On election day, images of voters often waving flags in the country of 83 million people dominated state television coverage, but away from the polling stations, some expressed their anger at what they saw as a election organized in stages.

“Whether I vote or not, someone has already been elected,” Tehran trader Saeed Zareie mocked. “They organize the elections for the media.

The enthusiasm was further dampened by the economic malaise of soaring inflation and job losses, and the pandemic which proved deadlier in Iran than anywhere else in the region, killing more than 80,000 people according to the official count.
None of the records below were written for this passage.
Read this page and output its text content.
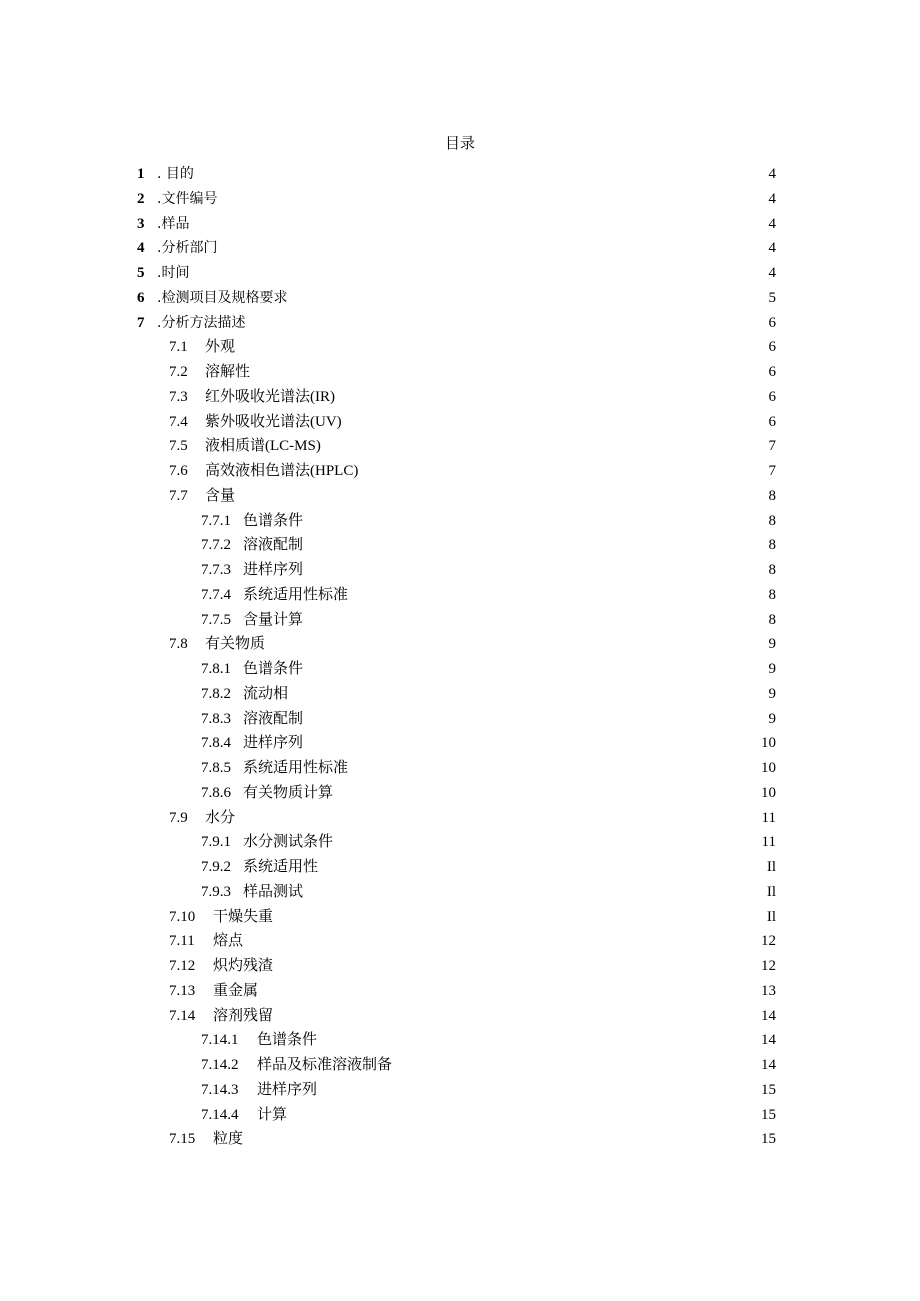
目录
1 . 目的	4
2 .文件编号	4
3 .样品	4
4 .分析部门	4
5 .时间	4
6 .检测项目及规格要求	5
7 .分析方法描述	6
7.1 外观	6
7.2 溶解性	6
7.3 红外吸收光谱法(IR)	6
7.4 紫外吸收光谱法(UV)	6
7.5 液相质谱(LC-MS)	7
7.6 高效液相色谱法(HPLC)	7
7.7 含量	8
7.7.1 色谱条件	8
7.7.2 溶液配制	8
7.7.3 进样序列	8
7.7.4 系统适用性标准	8
7.7.5 含量计算	8
7.8 有关物质	9
7.8.1 色谱条件	9
7.8.2 流动相	9
7.8.3 溶液配制	9
7.8.4 进样序列	10
7.8.5 系统适用性标准	10
7.8.6 有关物质计算	10
7.9 水分	11
7.9.1 水分测试条件	11
7.9.2 系统适用性	Il
7.9.3 样品测试	Il
7.10 干燥失重	Il
7.11 熔点	12
7.12 炽灼残渣	12
7.13 重金属	13
7.14 溶剂残留	14
7.14.1 色谱条件	14
7.14.2 样品及标准溶液制备	14
7.14.3 进样序列	15
7.14.4 计算	15
7.15 粒度	15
Iranian women voted at a polling station during the presidential election in Tehran, Iran. Photographie: Abedin Taherkenareh / EPA

Of those who lined up to vote in schools, mosques and community centers, many said they supported Raisi, who pledged to fight corruption, help the poor and build millions of people. apartments for low-income families.

A nurse named Sahebiyan said she supported the frontrunner for his anti-transplant credentials and in the hope that he would “move the country forward … and save the people from economic, cultural and social misery.”

Raisi has been named in Iranian media as a possible successor to Khamenei.

For opposition and human rights groups, his name is linked to the mass execution of political prisoners in 1988. The US government sanctioned him for the purge, in which Raisi denied playing a role.

Ultimate power in Iran, since its 1979 revolution overthrew the US-backed monarchy, rests with the supreme leader, but the president wields major influence in areas ranging from industrial policy to foreign affairs.

Rouhani, 72, left office in August after serving the constitutionally allowed maximum of two consecutive four-year terms.

Its historic achievement was the 2015 agreement with world powers under which Iran agreed to limit its nuclear program in return for sanctions relief.

But high hopes for greater prosperity were dashed in 2018 when then-US President Donald Trump withdrew from the deal and launched a campaign of “maximum pressure” sanctions against China. Iran.

While Iran has always denied seeking a nuclear weapon, Trump has accused that he still plans to build the bomb and destabilize the Middle East through proxy armed groups in Iraq, Lebanon, Syria and the United States. Yemen.

As the old and new US sanctions hit Iran, trade dried up and foreign companies fled. The economy plunged and soaring prices fueled repeated episodes of social unrest that were quelled by security forces.

Iran’s ultraconservative camp – which deeply distrusts the United States, has called the Islamic Republic’s “Great Satan” or “Global Arrogance” – has attacked Rouhani over the collapse of the deal.

Despite this, there is broad agreement among all candidates, including Raisi, that Iran must seek to end US sanctions in the ongoing talks in Vienna aimed at reviving the nuclear deal.